BSE’s new listing, New Africa Properties (NAP), is not only a property outfit with the largest market capitalisation on the local bourse, but it has also left authorities mulling a property index that will make the exchange at par with international peers.
NAP is the biggest property company on the exchange with a P1.2 billion market cap and the Mynhardt family, who started the fund, are bullish it will help the local market with the much needed liquidity.
Head of Product Development at the BSE, Thapelo Tsheole, praised the listing saying it comes at a time when there is hunger for investment vehicles in the market, adding that it creates room to allow free float to the market in the future.
“It (the listing) comes at a good time when the appetite was high,” said Tsheole, who helped the bourse list the highly rated, Nedbank Capital’s BettaBeta ETF and NewGold ETF.
“It creates opportunities on the BSE and it gives us the chance to create a property index,” he added.
New Africa Properties makes it five the number of property listed companies that include Turnstar, Prime Time, Letlole La Rona and RDC Properties.

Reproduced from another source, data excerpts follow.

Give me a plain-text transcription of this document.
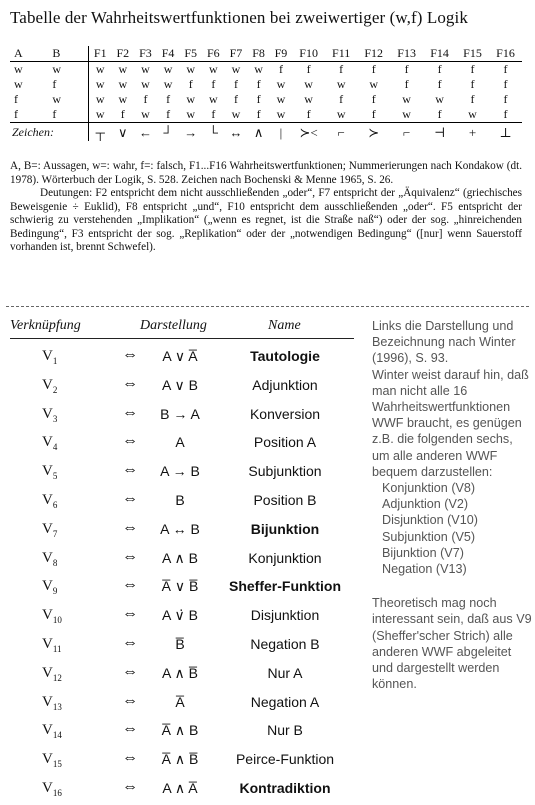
Tabelle der Wahrheitswertfunktionen bei zweiwertiger (w,f) Logik
A	B	F1	F2	F3	F4	F5	F6	F7	F8	F9	F10	F11	F12	F13	F14	F15	F16
w	w	w	w	w	w	w	w	w	w	f	f	f	f	f	f	f	f
w	f	w	w	w	w	f	f	f	f	w	w	w	w	f	f	f	f
f	w	w	w	f	f	w	w	f	f	w	w	f	f	w	w	f	f
f	f	w	f	w	f	w	f	w	f	w	f	w	f	w	f	w	f
Zeichen:		┬	∨	←	┘	→	└	↔	∧	|	≻<	⌐	≻	⌐	⊣	+	⊥

A, B=: Aussagen, w=: wahr, f=: falsch, F1...F16 Wahrheitswertfunktionen; Nummerierungen nach Kondakow (dt. 1978). Wörterbuch der Logik, S. 528. Zeichen nach Bochenski & Menne 1965, S. 26.

Deutungen: F2 entspricht dem nicht ausschließenden „oder“, F7 entspricht der „Äquivalenz“ (griechisches Beweisgenie ÷ Euklid), F8 entspricht „und“, F10 entspricht dem ausschließenden „oder“. F5 entspricht der schwierig zu verstehenden „Implikation“ („wenn es regnet, ist die Straße naß“) oder der sog. „hinreichenden Bedingung“, F3 entspricht der sog. „Replikation“ oder der „notwendigen Bedingung“ ([nur] wenn Sauerstoff vorhanden ist, brennt Schwefel).

Verknüpfung	Darstellung	Name
$V_1$	⇔	A ∨ A̅	Tautologie
$V_2$	⇔	A ∨ B	Adjunktion
$V_3$	⇔	B → A	Konversion
$V_4$	⇔	A	Position A
$V_5$	⇔	A → B	Subjunktion
$V_6$	⇔	B	Position B
$V_7$	⇔	A ↔ B	Bijunktion
$V_8$	⇔	A ∧ B	Konjunktion
$V_9$	⇔	A̅ ∨ B̅	Sheffer-Funktion
$V_{10}$	⇔	A ∨̇ B	Disjunktion
$V_{11}$	⇔	B̅	Negation B
$V_{12}$	⇔	A ∧ B̅	Nur A
$V_{13}$	⇔	A̅	Negation A
$V_{14}$	⇔	A̅ ∧ B	Nur B
$V_{15}$	⇔	A̅ ∧ B̅	Peirce-Funktion
$V_{16}$	⇔	A ∧ A̅	Kontradiktion

Links die Darstellung und Bezeichnung nach Winter (1996), S. 93.

Winter weist darauf hin, daß man nicht alle 16 Wahrheitswertfunktionen WWF braucht, es genügen z.B. die folgenden sechs, um alle anderen WWF bequem darzustellen:

Konjunktion (V8)

Adjunktion (V2)

Disjunktion (V10)

Subjunktion (V5)

Bijunktion (V7)

Negation (V13)

Theoretisch mag noch interessant sein, daß aus V9 (Sheffer'scher Strich) alle anderen WWF abgeleitet und dargestellt werden können.
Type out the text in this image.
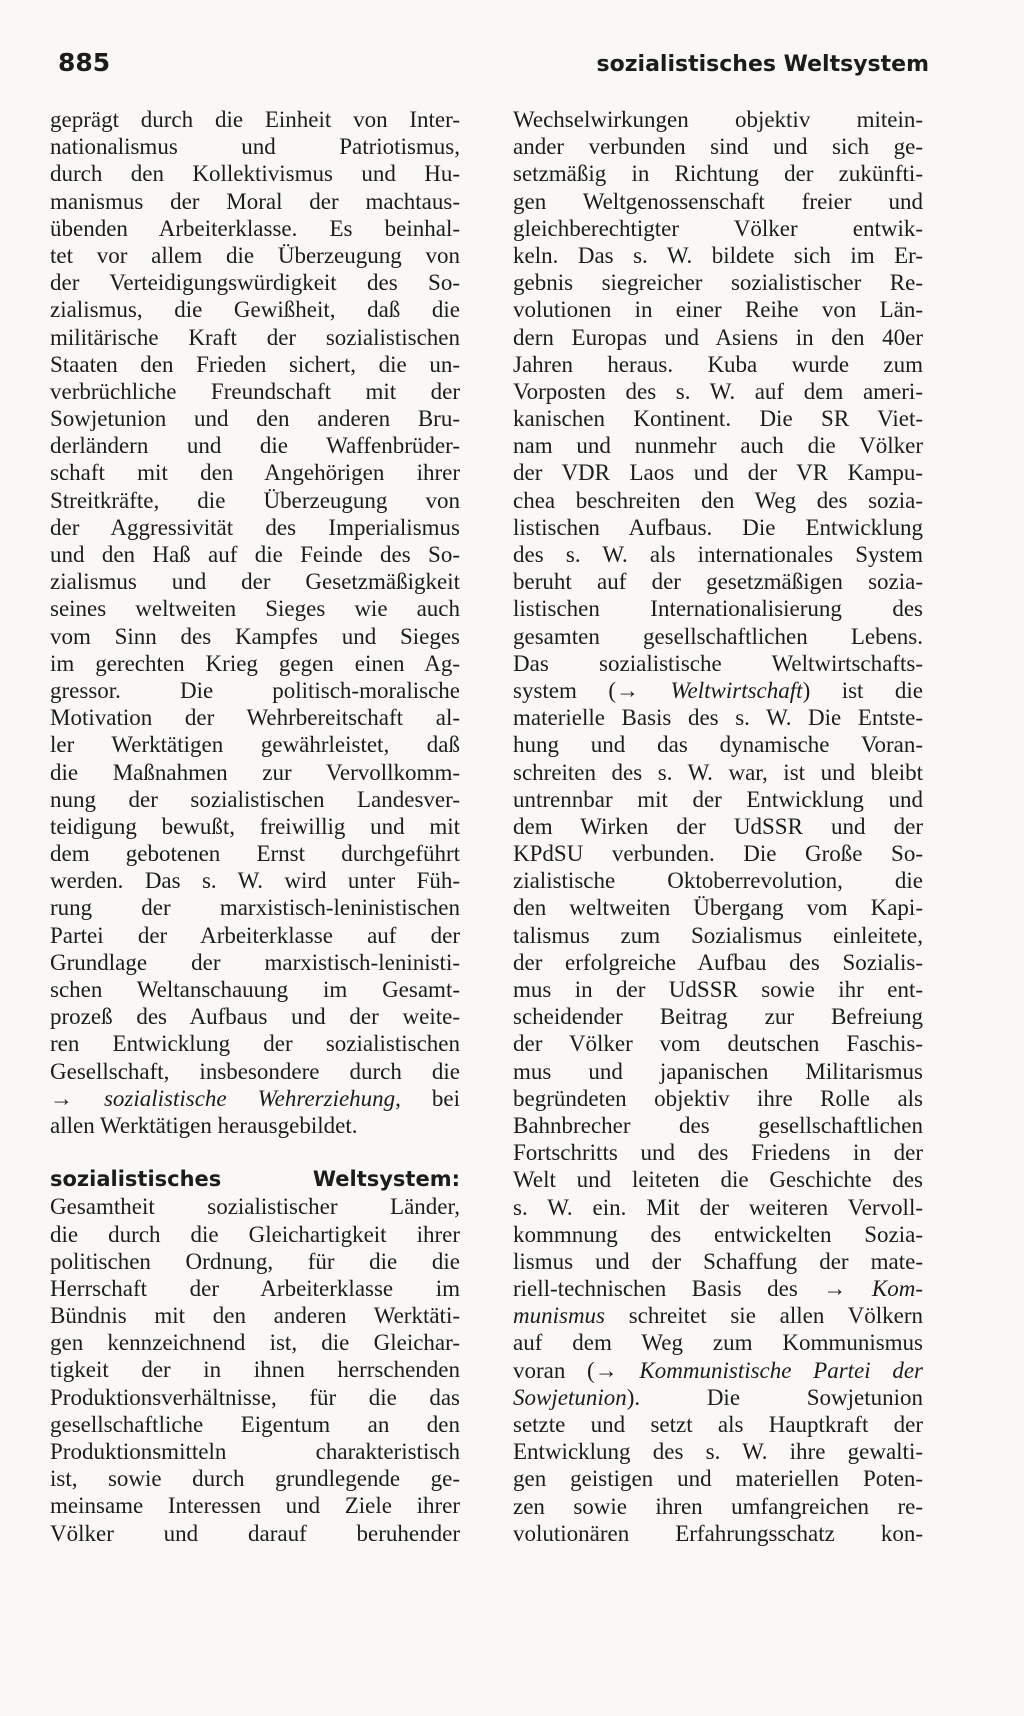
885	sozialistisches Weltsystem
geprägt durch die Einheit von Inter-
nationalismus und Patriotismus,
durch den Kollektivismus und Hu-
manismus der Moral der machtaus-
übenden Arbeiterklasse. Es beinhal-
tet vor allem die Überzeugung von
der Verteidigungswürdigkeit des So-
zialismus, die Gewißheit, daß die
militärische Kraft der sozialistischen
Staaten den Frieden sichert, die un-
verbrüchliche Freundschaft mit der
Sowjetunion und den anderen Bru-
derländern und die Waffenbrüder-
schaft mit den Angehörigen ihrer
Streitkräfte, die Überzeugung von
der Aggressivität des Imperialismus
und den Haß auf die Feinde des So-
zialismus und der Gesetzmäßigkeit
seines weltweiten Sieges wie auch
vom Sinn des Kampfes und Sieges
im gerechten Krieg gegen einen Ag-
gressor. Die politisch-moralische
Motivation der Wehrbereitschaft al-
ler Werktätigen gewährleistet, daß
die Maßnahmen zur Vervollkomm-
nung der sozialistischen Landesver-
teidigung bewußt, freiwillig und mit
dem gebotenen Ernst durchgeführt
werden. Das s. W. wird unter Füh-
rung der marxistisch-leninistischen
Partei der Arbeiterklasse auf der
Grundlage der marxistisch-leninisti-
schen Weltanschauung im Gesamt-
prozeß des Aufbaus und der weite-
ren Entwicklung der sozialistischen
Gesellschaft, insbesondere durch die
→ sozialistische Wehrerziehung, bei
allen Werktätigen herausgebildet.
sozialistisches	Weltsystem:
Gesamtheit sozialistischer Länder,
die durch die Gleichartigkeit ihrer
politischen Ordnung, für die die
Herrschaft der Arbeiterklasse im
Bündnis mit den anderen Werktäti-
gen kennzeichnend ist, die Gleichar-
tigkeit der in ihnen herrschenden
Produktionsverhältnisse, für die das
gesellschaftliche Eigentum an den
Produktionsmitteln charakteristisch
ist, sowie durch grundlegende ge-
meinsame Interessen und Ziele ihrer
Völker und darauf beruhender
Wechselwirkungen objektiv mitein-
ander verbunden sind und sich ge-
setzmäßig in Richtung der zukünfti-
gen Weltgenossenschaft freier und
gleichberechtigter Völker entwik-
keln. Das s. W. bildete sich im Er-
gebnis siegreicher sozialistischer Re-
volutionen in einer Reihe von Län-
dern Europas und Asiens in den 40er
Jahren heraus. Kuba wurde zum
Vorposten des s. W. auf dem ameri-
kanischen Kontinent. Die SR Viet-
nam und nunmehr auch die Völker
der VDR Laos und der VR Kampu-
chea beschreiten den Weg des sozia-
listischen Aufbaus. Die Entwicklung
des s. W. als internationales System
beruht auf der gesetzmäßigen sozia-
listischen Internationalisierung des
gesamten gesellschaftlichen Lebens.
Das sozialistische Weltwirtschafts-
system (→ Weltwirtschaft) ist die
materielle Basis des s. W. Die Entste-
hung und das dynamische Voran-
schreiten des s. W. war, ist und bleibt
untrennbar mit der Entwicklung und
dem Wirken der UdSSR und der
KPdSU verbunden. Die Große So-
zialistische Oktoberrevolution, die
den weltweiten Übergang vom Kapi-
talismus zum Sozialismus einleitete,
der erfolgreiche Aufbau des Sozialis-
mus in der UdSSR sowie ihr ent-
scheidender Beitrag zur Befreiung
der Völker vom deutschen Faschis-
mus und japanischen Militarismus
begründeten objektiv ihre Rolle als
Bahnbrecher des gesellschaftlichen
Fortschritts und des Friedens in der
Welt und leiteten die Geschichte des
s. W. ein. Mit der weiteren Vervoll-
kommnung des entwickelten Sozia-
lismus und der Schaffung der mate-
riell-technischen Basis des → Kom-
munismus schreitet sie allen Völkern
auf dem Weg zum Kommunismus
voran (→ Kommunistische Partei der
Sowjetunion). Die Sowjetunion
setzte und setzt als Hauptkraft der
Entwicklung des s. W. ihre gewalti-
gen geistigen und materiellen Poten-
zen sowie ihren umfangreichen re-
volutionären Erfahrungsschatz kon-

New African Properties Chairman, John Mynhardt, is bullish the listing of the fund will boost liquidity on the BSE.
NAP listing comes at a time when the performance of the other 4 stocks has been lacklustre with on a year-to-date basis only 10 million property shares worth P17 million being traded, which is a small percentage of the P660 million overall value of shares traded.
But the fund will have to compete for attention with the other 22 listed companies that make the BSE’s Domestic Company Index (DCI).
“It is a very proud moment for me to be here and I am well aware of lack of liquidity in the market,” Mynhardt said.
Stating his company’s road to listing, Mynhardt said they started road shows two months ago to ‘test the market’ and admitted there were frustrations as they could not feel the allotment of spaces and the BSE tough listing requirements.
“We nearly pulled the plug because we were asking ourselves what chance we had if we could not fill the private placement, but we were surprised at the last minute of the IPO—Initial Public Offering,” related the Chairman.
However, he said his team kept the midnight oil burning to comply with BSE regulations and make the listing of the company, which has been around for 50 years, a success.
New Africa Properties is listed vehicle for a portfolio of properties made up of Cash Bazaar Holdings assets, which are sprawled between Botswana and Namibia.
The properties in NAP care include Riverwalk Mall, Kagiso Centre, Mafenyatlala Mall, Gallo Mall, Makoro Mall in Maun and Station Shopping Complex.
They have 440 leases over the 65 properties in question and the bulk of them is made up of some of the Cash Bazaar Holdings subsidiaries, such as CB Stores, Topline, Sole Shoes, Taku Taku, Furnmart and Home Corp.
The portfolio is heavily skewed towards the shopping centers but supported by office space and warehouses.
Despite Chairman bashing the BSE delays in listing the fund, Managing Director of Cash Bazaar Holdings, Tobias Mynhardt said the stock exchange’s environment that made ‘us list is fairly enabling’.
“We promise to create liquidity in the BSE,” Tobias Mynhardt said, adding the demand was huge during the IPO that was mainly driven by the Chairman’s and Furnmart track record.
At the beginning of trading on BSE, the stock was bid at P2.00 and offered at P2.20.